Koltyn’s vision swam and he gritted his teeth. A hot swell of anger welled up from deep inside him. He determined that he would do whatever it took to pull through this situation, even if it meant that he had to work with this Grif character for the time being.

He returned to the apartment and took a deep breath before opening the door and walking to the kitchenette to clean up the broken coffee mug. Grif said nothing until the last bits of ceramic went into a paper bag.

“Everything alright, kid?”

Koltyn winced slightly at the sound, but reminded himself that he would need to develop a thicker skin.

“I’m fine, Grif. I have a few questions for you.”

“Oh, hell yeah! Shoot.”

“Where did you come from?”

“I have no idea.”

“OK, well, you said that you had access to what was left of Jaxon, yes?”

“Sure.”

“That means you can get me all the access I need at Queeb to do my job?”

“Yeah. You must admit that it is a fucking retarded name for a company though, right?”

“And could you keep the offensive language to a minimum? Until I figure out how to get rid of you, we’re going to need to coexist, and I can’t have you interjecting slurs constantly while I’m trying to keep my life from being blown up.”

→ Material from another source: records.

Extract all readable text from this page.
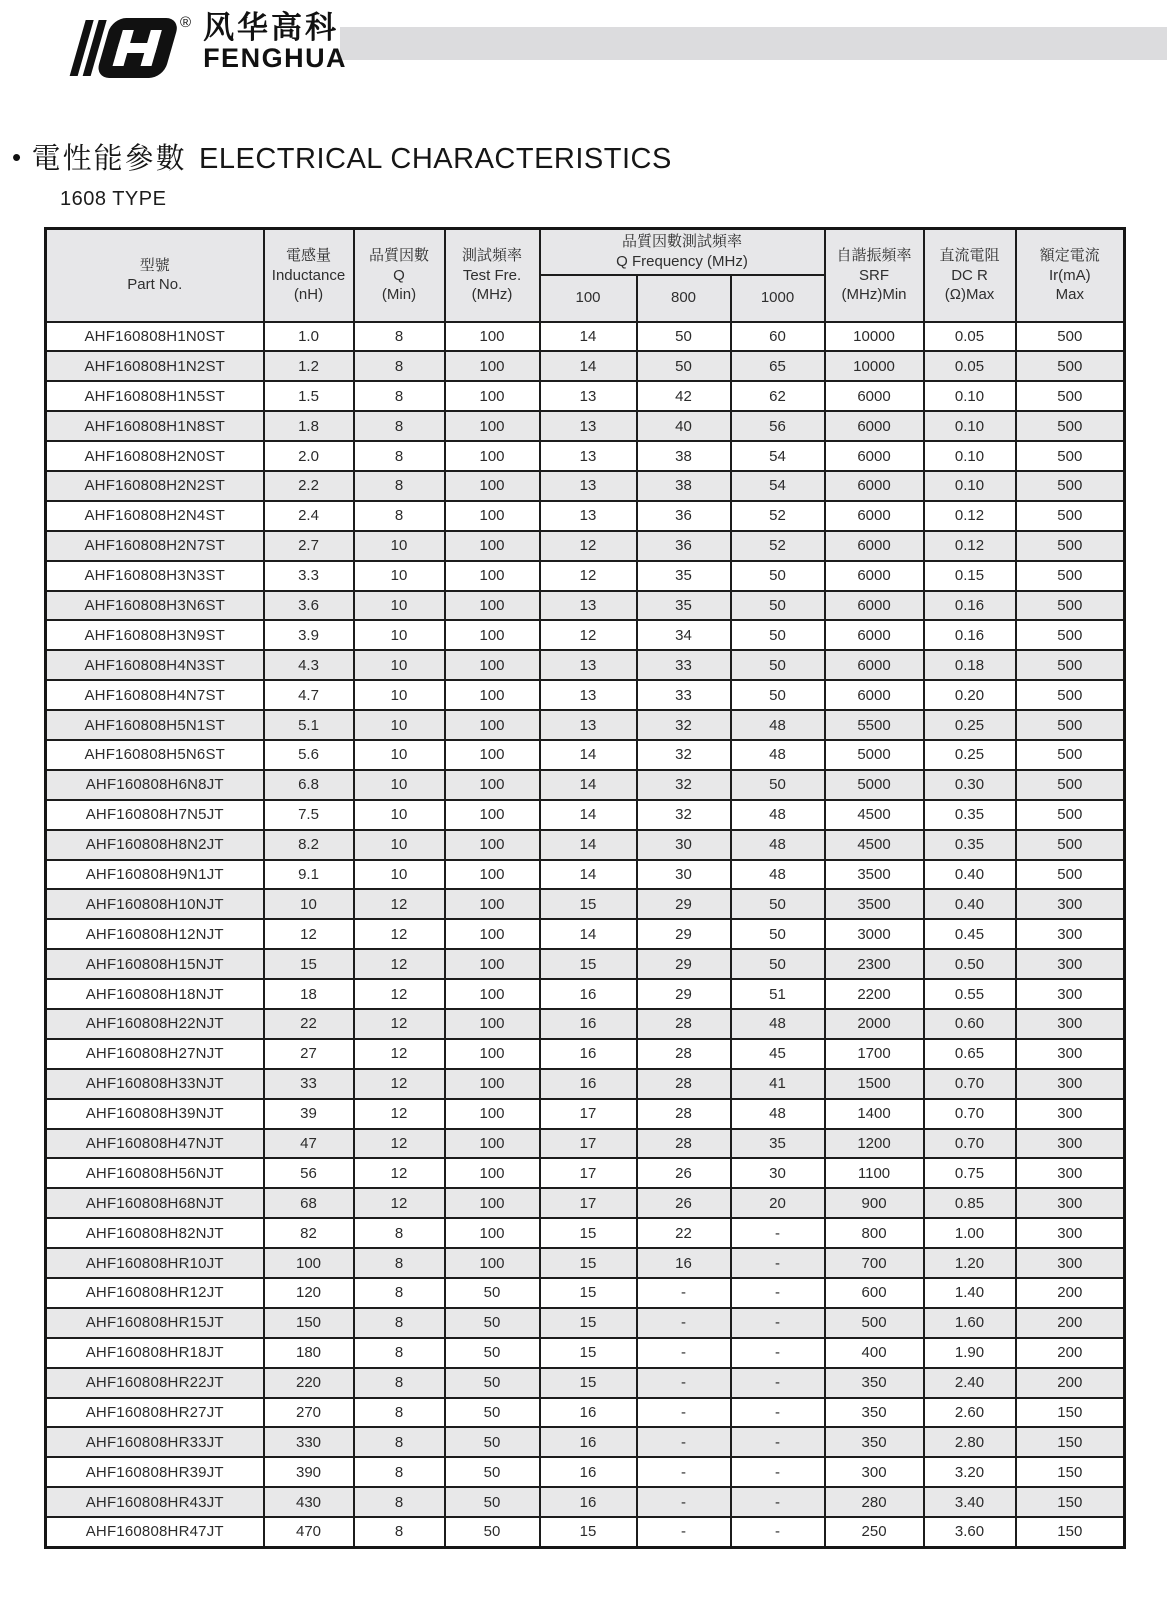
® 风华高科
FENGHUA
• 電性能參數 ELECTRICAL CHARACTERISTICS
1608 TYPE
型號
Part No.	電感量
Inductance
(nH)	品質因數
Q
(Min)	測試頻率
Test Fre.
(MHz)	品質因數測試頻率
Q Frequency (MHz)			自諧振頻率
SRF
(MHz)Min	直流電阻
DC R
(Ω)Max	額定電流
Ir(mA)
Max

				100	800	1000			
AHF160808H1N0ST	1.0	8	100	14	50	60	10000	0.05	500
AHF160808H1N2ST	1.2	8	100	14	50	65	10000	0.05	500
AHF160808H1N5ST	1.5	8	100	13	42	62	6000	0.10	500
AHF160808H1N8ST	1.8	8	100	13	40	56	6000	0.10	500
AHF160808H2N0ST	2.0	8	100	13	38	54	6000	0.10	500
AHF160808H2N2ST	2.2	8	100	13	38	54	6000	0.10	500
AHF160808H2N4ST	2.4	8	100	13	36	52	6000	0.12	500
AHF160808H2N7ST	2.7	10	100	12	36	52	6000	0.12	500
AHF160808H3N3ST	3.3	10	100	12	35	50	6000	0.15	500
AHF160808H3N6ST	3.6	10	100	13	35	50	6000	0.16	500
AHF160808H3N9ST	3.9	10	100	12	34	50	6000	0.16	500
AHF160808H4N3ST	4.3	10	100	13	33	50	6000	0.18	500
AHF160808H4N7ST	4.7	10	100	13	33	50	6000	0.20	500
AHF160808H5N1ST	5.1	10	100	13	32	48	5500	0.25	500
AHF160808H5N6ST	5.6	10	100	14	32	48	5000	0.25	500
AHF160808H6N8JT	6.8	10	100	14	32	50	5000	0.30	500
AHF160808H7N5JT	7.5	10	100	14	32	48	4500	0.35	500
AHF160808H8N2JT	8.2	10	100	14	30	48	4500	0.35	500
AHF160808H9N1JT	9.1	10	100	14	30	48	3500	0.40	500
AHF160808H10NJT	10	12	100	15	29	50	3500	0.40	300
AHF160808H12NJT	12	12	100	14	29	50	3000	0.45	300
AHF160808H15NJT	15	12	100	15	29	50	2300	0.50	300
AHF160808H18NJT	18	12	100	16	29	51	2200	0.55	300
AHF160808H22NJT	22	12	100	16	28	48	2000	0.60	300
AHF160808H27NJT	27	12	100	16	28	45	1700	0.65	300
AHF160808H33NJT	33	12	100	16	28	41	1500	0.70	300
AHF160808H39NJT	39	12	100	17	28	48	1400	0.70	300
AHF160808H47NJT	47	12	100	17	28	35	1200	0.70	300
AHF160808H56NJT	56	12	100	17	26	30	1100	0.75	300
AHF160808H68NJT	68	12	100	17	26	20	900	0.85	300
AHF160808H82NJT	82	8	100	15	22	-	800	1.00	300
AHF160808HR10JT	100	8	100	15	16	-	700	1.20	300
AHF160808HR12JT	120	8	50	15	-	-	600	1.40	200
AHF160808HR15JT	150	8	50	15	-	-	500	1.60	200
AHF160808HR18JT	180	8	50	15	-	-	400	1.90	200
AHF160808HR22JT	220	8	50	15	-	-	350	2.40	200
AHF160808HR27JT	270	8	50	16	-	-	350	2.60	150
AHF160808HR33JT	330	8	50	16	-	-	350	2.80	150
AHF160808HR39JT	390	8	50	16	-	-	300	3.20	150
AHF160808HR43JT	430	8	50	16	-	-	280	3.40	150
AHF160808HR47JT	470	8	50	15	-	-	250	3.60	150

“No can do, Hombre. I’ll avoid screaming ‘nigger’ while you’re in public, if possible, but I have to stick to my programming. I call it like I see it.”

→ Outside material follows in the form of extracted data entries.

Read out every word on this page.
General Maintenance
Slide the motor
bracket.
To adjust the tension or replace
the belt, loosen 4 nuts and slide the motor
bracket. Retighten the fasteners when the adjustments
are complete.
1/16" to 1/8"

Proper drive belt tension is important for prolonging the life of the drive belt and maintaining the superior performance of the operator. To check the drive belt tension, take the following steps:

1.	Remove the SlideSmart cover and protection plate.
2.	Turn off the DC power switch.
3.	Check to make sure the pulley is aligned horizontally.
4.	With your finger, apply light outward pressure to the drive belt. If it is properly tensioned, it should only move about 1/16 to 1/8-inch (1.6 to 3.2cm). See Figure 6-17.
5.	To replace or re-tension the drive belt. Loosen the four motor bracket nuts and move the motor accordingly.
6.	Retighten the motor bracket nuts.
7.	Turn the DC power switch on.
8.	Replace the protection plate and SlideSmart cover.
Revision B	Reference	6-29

“And you see it like what? Some kind of Klansman?”

“Way to strawman me.”

Koltyn staggered over to the loveseat and toppled onto the cushions.

“By the way, I reserved a spot at the diner down the street in 15 minutes. Get some eggs and bacon. Put some meat on those bones.”

“Can you not do things without me asking?”

“Your last guy did things without you asking, but it was gay stuff, and you appreciated it because you’re spiritually gay.”

“I’m not gay.”

“Well, you fooled me. Based on your browsing history, well, I guess femdom porn is technically straight.”

Koltyn glanced over at his discarded headset lying on the coffee table beside his mobile terminal. He considered not bringing it with him, but he needed access to his work email just in case something important came up. He unenthusiastically flung an arm over to pick it up and coiled the holding tail behind his ear. Grif was an unending stream of caustic commentary as he walked to the diner.

“You know these homeless people are complete trash. The vast majority of them don’t want to be constructive members of society. They’re subhuman. If they weren’t junkies, then it would be something else. Programs that pour money into them are just a waste.”

“So, what then? Do we just kill them?” Koltyn snorted.

“I was going to suggest something potentially constructive, like labor camps.”

“Wow, I have a Nazi robot as an assistant now.”

“Well then heil Hitler, because the current solutions obviously aren’t working, and if you design policy around accommodating the lowest functioning elements in a society, then everything starts to look like the worst parts.”

Koltyn glanced around nervously to make sure nobody was passing by within earshot. “Can you please not say things like ‘heil Hitler?’” He hissed.

“Only you can hear me.”

“Yeah, but it still makes me uncomfortable.”

“No more than BPT is going to, but just for different reasons.”

“You – of course you know about that.”

“Yeah, it was in your ex-boyfriend Jaxon’s backups. What do you think about it?”

Koltyn was taken aback by the question. His prior DA never would have asked something so open-ended about such a sensitive topic. He realized that with Grif he might be able to speak more freely. He determined to exercise caution until he understood his predicament better.